Overall
Total credit extended to the private sector increased by N$1.1bn, or 1.63%, in February 2015, taking total credit outstanding to N$71bn. On an annual basis PSCE growth accelerated slightly to 16.4%, from the 16.1% in January, an elevated rate of extension off an ever increasing base. A net total of N$10.8bn worth of credit has been extended over the last 12 months. Of this N$10.8bn, approximately N$6bn was issued to businesses, while N$4.8bn was taken up by individuals.
Credit extension to households
Credit extension to households expanded by 0.8% on a monthly basis and 12.07% on an annual basis in February, thus reverting to growth after January’s slight contraction. If the interest rate hike had any effect on credit extension we may see it in the March figures. It is also worth remembering that the transmission mechanism between rate hikes and PSCE contractions is relatively slow, particularly when interest rate increases are small.

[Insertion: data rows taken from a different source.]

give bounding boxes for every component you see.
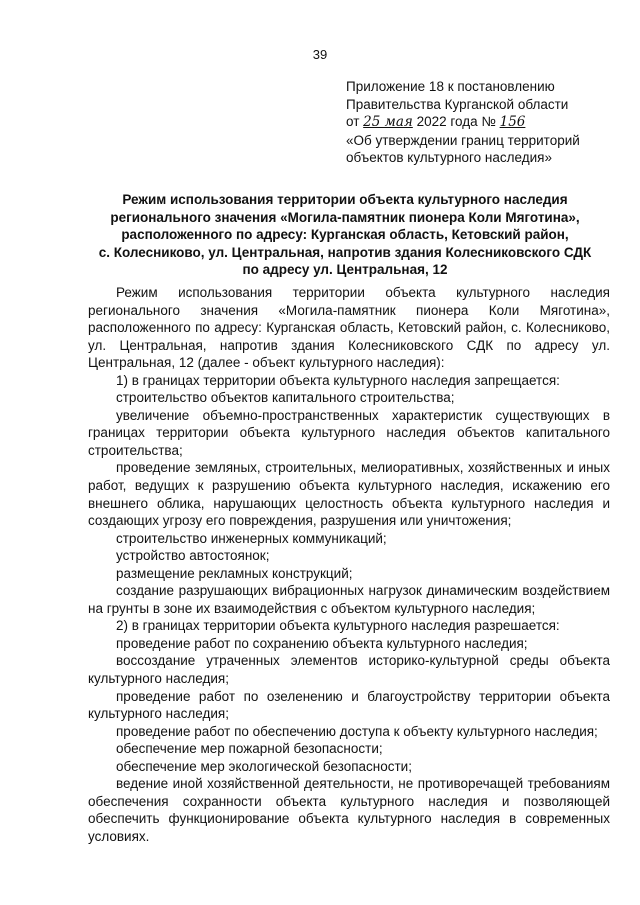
appendix-date-year: 2022 года №: [416, 114, 496, 129]
document-title: [80, 191, 610, 279]
appendix-handwritten-date: 25 мая: [363, 114, 413, 130]
permitted-heading: 2) в границах территории объекта культурного наследия разрешается:: [116, 618, 560, 634]
prohibited-heading: 1) в границах территории объекта культурного наследия запрещается:: [116, 372, 560, 388]
page-number: 39: [312, 47, 328, 62]
list-item: устройство автостоянок;: [116, 548, 270, 564]
list-item: строительство объектов капитального строительства;: [116, 390, 455, 406]
title-line-2: регионального значения «Могила-памятник пионера Коли Мяготина»,: [110, 209, 580, 225]
title-line-4: с. Колесниково, ул. Центральная, напротив здания Колесниковского СДК: [98, 244, 592, 260]
list-item: ведение иной хозяйственной деятельности, не противоречащей требованиям обеспечения сохранности объекта культурного наследия и позволяющей обеспечить функционирование объекта культурного наследия в современных условиях.: [88, 776, 610, 844]
list-item: размещение рекламных конструкций;: [116, 565, 353, 581]
list-item: создание разрушающих вибрационных нагрузок динамическим воздействием на грунты в зоне их взаимодействия с объектом культурного наследия;: [88, 583, 610, 616]
appendix-line-4: «Об утверждении границ территорий: [346, 132, 580, 148]
appendix-date-line: [346, 113, 626, 132]
list-item: воссоздание утраченных элементов историко-культурной среды объекта культурного наследия;: [88, 653, 610, 687]
appendix-date-prefix: от: [346, 114, 360, 129]
appendix-line-1: Приложение 18 к постановлению: [346, 79, 555, 94]
list-item: строительство инженерных коммуникаций;: [116, 530, 387, 546]
title-line-3: расположенного по адресу: Курганская область, Кетовский район,: [121, 227, 569, 243]
list-item: обеспечение мер пожарной безопасности;: [116, 741, 383, 757]
appendix-header: [346, 78, 626, 167]
title-line-1: Режим использования территории объекта культурного наследия: [122, 192, 568, 207]
list-item: увеличение объемно-пространственных характеристик существующих в границах территории объекта культурного наследия объектов капитального строительства;: [88, 407, 610, 458]
list-item: проведение земляных, строительных, мелиоративных, хозяйственных и иных работ, ведущих к разрушению объекта культурного наследия, искажению его внешнего облика, нарушающих целостность объекта культурного наследия и создающих угрозу его повреждения, разрушения или уничтожения;: [88, 460, 610, 529]
list-item: проведение работ по сохранению объекта культурного наследия;: [116, 635, 528, 651]
list-item: проведение работ по озеленению и благоустройству территории объекта культурного наследия;: [88, 688, 610, 722]
appendix-line-5: объектов культурного наследия»: [346, 150, 552, 165]
intro-paragraph: Режим использования территории объекта культурного наследия регионального значения «Могила-памятник пионера Коли Мяготина», расположенного по адресу: Курганская область, Кетовский район, с. Колесниково, ул. Центральная, напротив здания Колесниковского СДК по адресу ул. Центральная, 12 (далее - объект культурного наследия):: [88, 285, 610, 371]
list-item: обеспечение мер экологической безопасности;: [116, 758, 412, 774]
appendix-handwritten-number: 156: [499, 114, 526, 130]
document-body: [88, 284, 610, 846]
appendix-line-2: Правительства Курганской области: [346, 96, 569, 112]
title-line-5: по адресу ул. Центральная, 12: [242, 262, 448, 278]
list-item: проведение работ по обеспечению доступа к объекту культурного наследия;: [116, 723, 598, 739]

Household mortgage loans expanded by 0.86% month on month while overdrafts dragged, contracting by 0.69%. Loans and advances expanded by 1.47% on a monthly basis, while leasing transactions expanded by 9.65%, and instalment credit expanded by 0.97%. While mortgage loans continue to make up the majority of credit extended to households it continues to register slower growth than the second largest component, instalment credit.
Installment credit is the fastest growing component of credit extended to households with a 12 month average year on year growth rate of over 18%. This points to a nation that is becoming more comfortable with the use of debt for private consumption. While mortgage loans are used to purchase assets installment credit is often used to purchase consumer goods and could be seen as a non-productive utilization of credit. Much of this is spent on imported goods which puts pressure on the country’s reserve position.
Credit extension to corporates
Credit extension to corporates grew by 2.78% on a month on month basis and 23% year-on-year in February, meaning fully higher than the growth of credit extended to households once again. This was largely driven by extension in overdraft facilities which grew by 3.38% m/m and makes up 25% of credit extended to corporates. Loans and advances grew by 4% m/m while instalment credit grew by 5.5% m/m, together making up 28.6% of credit extended to corporates. On a month on month basis mortgage loan growth lagged behind the other categories somewhat, growing by 1.13%. The rapid uptake of credit by businesses can, at least partly, be attributed to the rapid expansion of the local economy as well as the potential yet to be unlocked.
Reserves and money supply
Foreign reserves decreased by 9.35% m/m in February, from N$16.5bn to N$14.9bn, and declined 10.3% y/y. While a seasonal decrease is generally recorded in February and the current level is not overly concerning it is a factor to be watched especially with the currency weakening against the dollar. It should also be noted that the Rand and hence the Namibian Dollar has been appreciating versus the Euro and many other emerging market currencies over the last year or so. The M2 money supply saw an increase of 3% from January largely due to transferable deposits increasing by 4.6%.
Outlook
Due to strong wealth effects as a result of prolonged and abnormally high growth, we believe that demand for credit will remain high, while real income growth will allow suppliers of debt to continue to lend with a fair level of confidence. Additionally, the lagged effects of increasing interest rates mean that it is unlikely that we will see a major impact on credit demand by households for a period of 6 to 18 months after rate hikes start, provided that the magnitude of the hiking cycle is sufficient to cause an impact.